Prenatal exposure to nicotine modifies kidney weight and blood pressure in genetically susceptible rats: A case of gene-environment interaction

Abstract

Epidemiologic studies suggest that in utero exposure to maternal smoking is associated with elevated blood pressure (BP) later in life. Our aims were: (1) to examine effects of intrauterine exposure to nicotine on BP and hypertension target-organ size in rats; and (2) to investigate whether such effects depend on genetic background, by studying two genetically distinct strains of rats: the spontaneously hypertensive rat (SHR) and the normotensive Brown Norway (BN) rat. Nicotine or saline was administered to dams via subcutaneous osmotic minipumps throughout gestation. In nine-week-old male offspring, we measured BP and heart rate, assessed the weight of kidneys and heart, and determined fasting levels of glucose, insulin, triglycerides (TG), and cholesterol.
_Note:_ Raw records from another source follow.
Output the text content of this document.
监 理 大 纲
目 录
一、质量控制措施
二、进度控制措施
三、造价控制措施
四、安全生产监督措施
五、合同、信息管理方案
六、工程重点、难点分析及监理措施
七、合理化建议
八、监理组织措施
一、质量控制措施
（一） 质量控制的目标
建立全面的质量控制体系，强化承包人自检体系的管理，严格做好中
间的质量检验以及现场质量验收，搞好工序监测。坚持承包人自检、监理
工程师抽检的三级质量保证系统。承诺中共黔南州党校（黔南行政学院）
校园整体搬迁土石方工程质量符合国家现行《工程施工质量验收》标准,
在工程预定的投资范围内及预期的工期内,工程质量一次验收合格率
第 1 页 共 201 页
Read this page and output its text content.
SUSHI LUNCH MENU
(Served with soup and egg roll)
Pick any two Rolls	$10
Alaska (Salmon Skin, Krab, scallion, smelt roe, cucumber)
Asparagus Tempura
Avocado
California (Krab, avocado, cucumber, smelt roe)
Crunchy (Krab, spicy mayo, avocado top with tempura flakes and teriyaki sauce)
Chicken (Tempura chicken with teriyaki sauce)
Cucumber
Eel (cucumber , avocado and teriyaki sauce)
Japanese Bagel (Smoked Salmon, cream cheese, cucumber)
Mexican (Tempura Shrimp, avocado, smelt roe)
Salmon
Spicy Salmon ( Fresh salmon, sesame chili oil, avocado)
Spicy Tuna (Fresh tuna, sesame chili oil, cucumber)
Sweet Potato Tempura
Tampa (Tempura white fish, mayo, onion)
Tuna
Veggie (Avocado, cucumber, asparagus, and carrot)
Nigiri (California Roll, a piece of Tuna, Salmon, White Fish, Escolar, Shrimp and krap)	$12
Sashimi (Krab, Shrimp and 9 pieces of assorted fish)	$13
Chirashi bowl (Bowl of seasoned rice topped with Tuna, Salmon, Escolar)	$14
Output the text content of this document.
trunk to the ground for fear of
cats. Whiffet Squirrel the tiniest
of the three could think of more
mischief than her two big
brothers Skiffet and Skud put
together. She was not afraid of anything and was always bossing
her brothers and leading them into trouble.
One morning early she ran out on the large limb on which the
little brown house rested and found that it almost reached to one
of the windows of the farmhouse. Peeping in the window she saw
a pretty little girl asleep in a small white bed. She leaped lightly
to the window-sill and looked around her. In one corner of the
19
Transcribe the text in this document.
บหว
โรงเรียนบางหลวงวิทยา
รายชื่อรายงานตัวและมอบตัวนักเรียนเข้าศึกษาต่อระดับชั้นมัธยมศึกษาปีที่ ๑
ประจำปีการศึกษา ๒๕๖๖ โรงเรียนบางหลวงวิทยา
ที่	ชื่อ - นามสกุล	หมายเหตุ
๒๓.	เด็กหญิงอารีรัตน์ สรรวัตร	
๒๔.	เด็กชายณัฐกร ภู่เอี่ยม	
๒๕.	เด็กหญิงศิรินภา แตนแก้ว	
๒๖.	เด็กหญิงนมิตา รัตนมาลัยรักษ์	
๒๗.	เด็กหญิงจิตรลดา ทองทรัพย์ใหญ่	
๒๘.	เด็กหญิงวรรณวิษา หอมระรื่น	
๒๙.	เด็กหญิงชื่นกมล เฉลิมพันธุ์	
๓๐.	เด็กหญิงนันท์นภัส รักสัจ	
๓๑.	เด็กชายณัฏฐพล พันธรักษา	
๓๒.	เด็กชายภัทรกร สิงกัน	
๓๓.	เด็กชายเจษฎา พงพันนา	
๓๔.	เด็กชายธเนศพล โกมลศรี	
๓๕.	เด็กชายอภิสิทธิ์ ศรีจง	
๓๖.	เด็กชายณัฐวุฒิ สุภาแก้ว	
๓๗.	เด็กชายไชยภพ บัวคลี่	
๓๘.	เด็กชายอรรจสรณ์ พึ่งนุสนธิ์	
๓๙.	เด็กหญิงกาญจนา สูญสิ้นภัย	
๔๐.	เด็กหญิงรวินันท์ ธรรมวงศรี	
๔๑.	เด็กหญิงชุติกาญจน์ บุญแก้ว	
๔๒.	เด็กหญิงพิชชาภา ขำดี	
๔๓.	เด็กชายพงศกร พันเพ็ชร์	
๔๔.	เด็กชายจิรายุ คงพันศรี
We also measured gene expression of the insulin-like growth factor (IGF) system in the liver and kidneys. SHR and BN offspring differed in their response to intrauterine exposure to nicotine. SHR exposed to nicotine (vs. saline) exhibited higher BP (P < 0.02) and serum cholesterol levels (P = 0.01), and lower kidney weight (P < 0.0001). In contrast, BN rats did not demonstrate differences between the nicotine and saline groups in these variables, but the nicotine-exposed BN rats showed a significant up-regulation in the gene expression of IGF-1 in the liver (P < 0.0001) and IGF receptor in the kidney (P = 0.006). These results suggest that intrauterine exposure to nicotine alters the cardiovascular system depending on the genetic background and, as such, supports the notion that the intrauterine environment interacts with genes in determining an individual's health later in life.